Le contexte historique justifiait l’ambition de Général. Certes le miracle économique avait redressé l’Allemagne, mais celle-ci était toujours divisée et occupée, tenue à une grande modestie à l’international en raison du poids du nazisme. La France, puissance nucléaire et détentrice d’un siège permanent au Conseil de Sécurité de l’ONU, délivrée de son fardeau colonial, pouvait prendre l’Allemagne par la main, en profitant d’une supériorité politique qui compensait largement son déficit économique. Ce dernier n’était pas joué. Au début des années 1970, des prévisionnistes comme Herman Khan pronostiquaient que la France, si elle prolongeait sa croissance, dépasserait sa voisine d’Outre-Rhin. Le couple franco-allemand pouvait donc s’émanciper de toute tutelle et réunir des atouts suffisants pour mener une politique indépendante des blocs.
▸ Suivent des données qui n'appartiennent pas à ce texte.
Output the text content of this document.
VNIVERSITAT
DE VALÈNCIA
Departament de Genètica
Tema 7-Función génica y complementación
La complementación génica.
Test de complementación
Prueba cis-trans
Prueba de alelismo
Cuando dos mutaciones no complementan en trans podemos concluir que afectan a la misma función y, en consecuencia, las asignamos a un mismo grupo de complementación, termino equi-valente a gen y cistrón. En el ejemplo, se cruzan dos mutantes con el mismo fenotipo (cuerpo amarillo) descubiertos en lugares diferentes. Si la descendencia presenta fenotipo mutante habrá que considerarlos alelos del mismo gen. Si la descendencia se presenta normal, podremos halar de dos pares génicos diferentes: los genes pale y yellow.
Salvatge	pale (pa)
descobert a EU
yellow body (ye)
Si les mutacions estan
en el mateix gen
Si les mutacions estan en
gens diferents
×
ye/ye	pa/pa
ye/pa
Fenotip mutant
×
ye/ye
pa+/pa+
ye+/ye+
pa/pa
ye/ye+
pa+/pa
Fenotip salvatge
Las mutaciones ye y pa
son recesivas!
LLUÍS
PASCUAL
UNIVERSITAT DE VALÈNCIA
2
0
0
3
On mesure la distance qui sépare cette époque de la nôtre. Se référer à 1963 est une mauvaise farce dont les objectifs ne sont plus à la hauteur de l’Histoire et du monde, mais au niveau des intérêts de deux dirigeants en perte de vitesse qui veulent ne pas perdre les élections européennes. C’est pourquoi, il s’attribuent une grandeur qu’ils n’ont pas, et répètent un geste susceptible d’émouvoir les foules des deux pays et de réveiller le rêve européen. Que la France et l’Allemagne approfondissent leur coopération et avancent vers une improbable fusion est, soit l’expression d’une volonté sans grande importance, pour faciliter les échanges, pour harmoniser les textes, soit l’annonce d’un projet fumeux qui aura surtout pour effet de braquer les autres Etats européens, choqués d’être mis à l’écart et qui pourront s’appuyer sur le Traité de Lisbonne pour rappeler que celui-ci soumet les coopérations renforcées entre membres à l’aval des autres.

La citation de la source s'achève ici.